What would you call people who have had 17 years to think about it and still rely on imported oil from unreliable places to run their airplanes, factories, furnaces and 5.0-liter Mustangs?

Shortsighted? Undisciplined? Self-indulgent? Stupid?How about realistic, cost-conscious, adaptable and better off in the long run?

As the United States confronts yet another disruptive oil drama in the Middle East, the country's growing dependence on oil from other countries has struck many Americans as embarrassing proof that the nation can neither control its appetites nor set policies ensuring that most of America's oil comes from right here at home.

But many energy economists say that just because events in the Persian Gulf are affecting U.S. oil supplies again, as they have intermittently since the oil embargo in 1973, there is no need for hand-wringing and recriminations.

Those analysts argue that the government, U.S. industry and the American people have handled the oil situation in the past decade or so pretty well - not by developing a comprehensive energy policy to hold down imports but by actively avoiding that course and responding instead to the realities of the changing world energy marketplace by using energy more efficiently.

Three of those realities are paramount:

- The world price of oil has been very low since the mid-1980s, so foreign oil has been a bargain.

- The world price isn't high enough to cover the costs of getting most of America's untapped oil out of the ground, so U.S. oil production has gone down.

- The only way to increase domestic production and replace some of that imported oil would be to ignore the world price and force up the effective price of oil in the United States, either by tax changes, tariffs on foreign oil or import quotas. And that necessarily huge and enduring increase in U.S. energy costs, say the economists, could do more damage to the economy than the sort of disruption of foreign supply it was designed to combat.
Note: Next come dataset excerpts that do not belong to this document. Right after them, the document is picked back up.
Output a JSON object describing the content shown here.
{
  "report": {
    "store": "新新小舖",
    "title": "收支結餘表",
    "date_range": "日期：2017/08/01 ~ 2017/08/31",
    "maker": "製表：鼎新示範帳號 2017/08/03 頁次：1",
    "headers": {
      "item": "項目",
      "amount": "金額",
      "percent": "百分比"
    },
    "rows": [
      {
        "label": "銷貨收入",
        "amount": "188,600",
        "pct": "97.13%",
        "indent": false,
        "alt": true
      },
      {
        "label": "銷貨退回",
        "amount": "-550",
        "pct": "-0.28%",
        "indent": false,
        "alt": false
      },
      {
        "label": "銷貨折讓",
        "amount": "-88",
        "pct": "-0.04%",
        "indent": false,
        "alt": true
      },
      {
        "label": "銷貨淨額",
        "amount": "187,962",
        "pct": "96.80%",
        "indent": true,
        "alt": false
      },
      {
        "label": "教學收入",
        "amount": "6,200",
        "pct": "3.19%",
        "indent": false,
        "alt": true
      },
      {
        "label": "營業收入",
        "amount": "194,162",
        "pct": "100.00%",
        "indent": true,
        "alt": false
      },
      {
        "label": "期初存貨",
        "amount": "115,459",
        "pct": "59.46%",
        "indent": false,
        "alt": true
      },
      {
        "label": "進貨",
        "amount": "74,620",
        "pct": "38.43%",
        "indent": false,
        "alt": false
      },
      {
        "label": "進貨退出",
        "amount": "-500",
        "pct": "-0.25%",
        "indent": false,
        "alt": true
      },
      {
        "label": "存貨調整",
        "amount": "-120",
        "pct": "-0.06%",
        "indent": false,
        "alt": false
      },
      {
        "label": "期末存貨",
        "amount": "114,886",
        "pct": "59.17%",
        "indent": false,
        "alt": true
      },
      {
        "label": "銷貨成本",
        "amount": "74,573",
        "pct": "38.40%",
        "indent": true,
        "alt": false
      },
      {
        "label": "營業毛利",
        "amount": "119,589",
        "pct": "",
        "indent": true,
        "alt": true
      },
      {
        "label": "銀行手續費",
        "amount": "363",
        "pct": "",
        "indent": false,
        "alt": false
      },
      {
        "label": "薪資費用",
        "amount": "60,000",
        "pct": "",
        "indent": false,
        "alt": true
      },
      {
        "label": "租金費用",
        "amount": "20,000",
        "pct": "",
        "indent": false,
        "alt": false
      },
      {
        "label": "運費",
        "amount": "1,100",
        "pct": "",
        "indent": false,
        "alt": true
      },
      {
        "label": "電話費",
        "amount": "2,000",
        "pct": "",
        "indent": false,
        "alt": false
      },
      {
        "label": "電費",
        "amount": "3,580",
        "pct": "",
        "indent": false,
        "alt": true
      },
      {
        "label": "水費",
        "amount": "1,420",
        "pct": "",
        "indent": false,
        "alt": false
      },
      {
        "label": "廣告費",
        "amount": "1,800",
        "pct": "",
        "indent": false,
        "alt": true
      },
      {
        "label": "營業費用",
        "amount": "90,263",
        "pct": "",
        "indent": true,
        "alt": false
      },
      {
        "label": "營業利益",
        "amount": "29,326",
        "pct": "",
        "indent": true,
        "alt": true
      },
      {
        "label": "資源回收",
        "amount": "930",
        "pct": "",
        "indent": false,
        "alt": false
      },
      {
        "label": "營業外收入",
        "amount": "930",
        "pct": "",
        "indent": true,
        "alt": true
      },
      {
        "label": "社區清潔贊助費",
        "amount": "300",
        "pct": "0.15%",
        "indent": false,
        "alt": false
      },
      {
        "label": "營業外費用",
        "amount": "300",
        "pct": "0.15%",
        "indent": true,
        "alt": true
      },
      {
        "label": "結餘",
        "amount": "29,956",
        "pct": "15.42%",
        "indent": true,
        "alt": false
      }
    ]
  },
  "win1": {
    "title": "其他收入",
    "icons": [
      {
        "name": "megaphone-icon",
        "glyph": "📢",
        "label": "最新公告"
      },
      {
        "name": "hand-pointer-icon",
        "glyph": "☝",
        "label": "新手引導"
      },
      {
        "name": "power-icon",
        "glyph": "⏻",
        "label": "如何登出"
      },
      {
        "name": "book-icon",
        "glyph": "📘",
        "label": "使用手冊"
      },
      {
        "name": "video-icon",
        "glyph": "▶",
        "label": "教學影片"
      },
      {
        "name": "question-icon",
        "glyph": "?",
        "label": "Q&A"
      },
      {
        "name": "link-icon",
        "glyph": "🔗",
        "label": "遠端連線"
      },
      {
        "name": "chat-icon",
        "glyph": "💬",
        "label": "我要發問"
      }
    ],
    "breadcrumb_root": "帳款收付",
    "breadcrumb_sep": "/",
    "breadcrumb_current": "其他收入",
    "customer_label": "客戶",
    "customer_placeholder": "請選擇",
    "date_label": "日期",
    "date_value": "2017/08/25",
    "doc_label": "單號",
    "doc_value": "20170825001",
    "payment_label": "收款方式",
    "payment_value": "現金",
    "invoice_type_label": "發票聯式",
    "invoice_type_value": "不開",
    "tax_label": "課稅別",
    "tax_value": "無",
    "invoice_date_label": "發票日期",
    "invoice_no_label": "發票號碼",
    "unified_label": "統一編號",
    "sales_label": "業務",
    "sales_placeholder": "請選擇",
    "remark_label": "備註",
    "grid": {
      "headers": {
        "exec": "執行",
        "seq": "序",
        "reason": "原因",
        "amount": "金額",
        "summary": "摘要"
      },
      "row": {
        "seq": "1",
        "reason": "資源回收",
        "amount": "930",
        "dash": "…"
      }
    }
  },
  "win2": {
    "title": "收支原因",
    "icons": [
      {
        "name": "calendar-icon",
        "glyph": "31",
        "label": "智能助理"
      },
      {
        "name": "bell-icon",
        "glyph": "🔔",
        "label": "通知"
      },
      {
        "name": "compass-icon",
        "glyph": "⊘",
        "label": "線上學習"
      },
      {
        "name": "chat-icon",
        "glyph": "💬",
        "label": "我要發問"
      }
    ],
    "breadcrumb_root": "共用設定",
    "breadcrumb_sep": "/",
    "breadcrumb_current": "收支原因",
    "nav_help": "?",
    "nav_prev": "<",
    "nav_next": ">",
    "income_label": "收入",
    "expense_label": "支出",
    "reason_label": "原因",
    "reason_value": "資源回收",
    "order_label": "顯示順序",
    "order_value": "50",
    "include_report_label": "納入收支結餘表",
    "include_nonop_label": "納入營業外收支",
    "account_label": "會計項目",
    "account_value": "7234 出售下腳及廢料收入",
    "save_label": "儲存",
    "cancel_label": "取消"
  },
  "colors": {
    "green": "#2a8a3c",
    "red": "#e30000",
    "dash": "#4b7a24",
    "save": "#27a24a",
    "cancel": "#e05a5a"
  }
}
In short, says Washington, D.C., energy consultant Vahan Zanoyan, "it doesn't make sense to argue to produce (more oil) in the United States even though it costs twice as much."

Meanwhile, while the government was studiously not doing anything, the country was continuing to conserve fuel and shift to less expensive kinds of energy in industry.

Today, despite having more people and more cars on the road, the United States is still burning less oil than it did in 1980.

Thomas Feiler, a Cambridge Energy analyst, says: "There have been some real efficiencies gained since the shocks of the 1970s. Airlines are 50 percent more efficient, automobiles 30 percent, refrigerators 20 percent. The problem is that those efficiency gains have leveled off."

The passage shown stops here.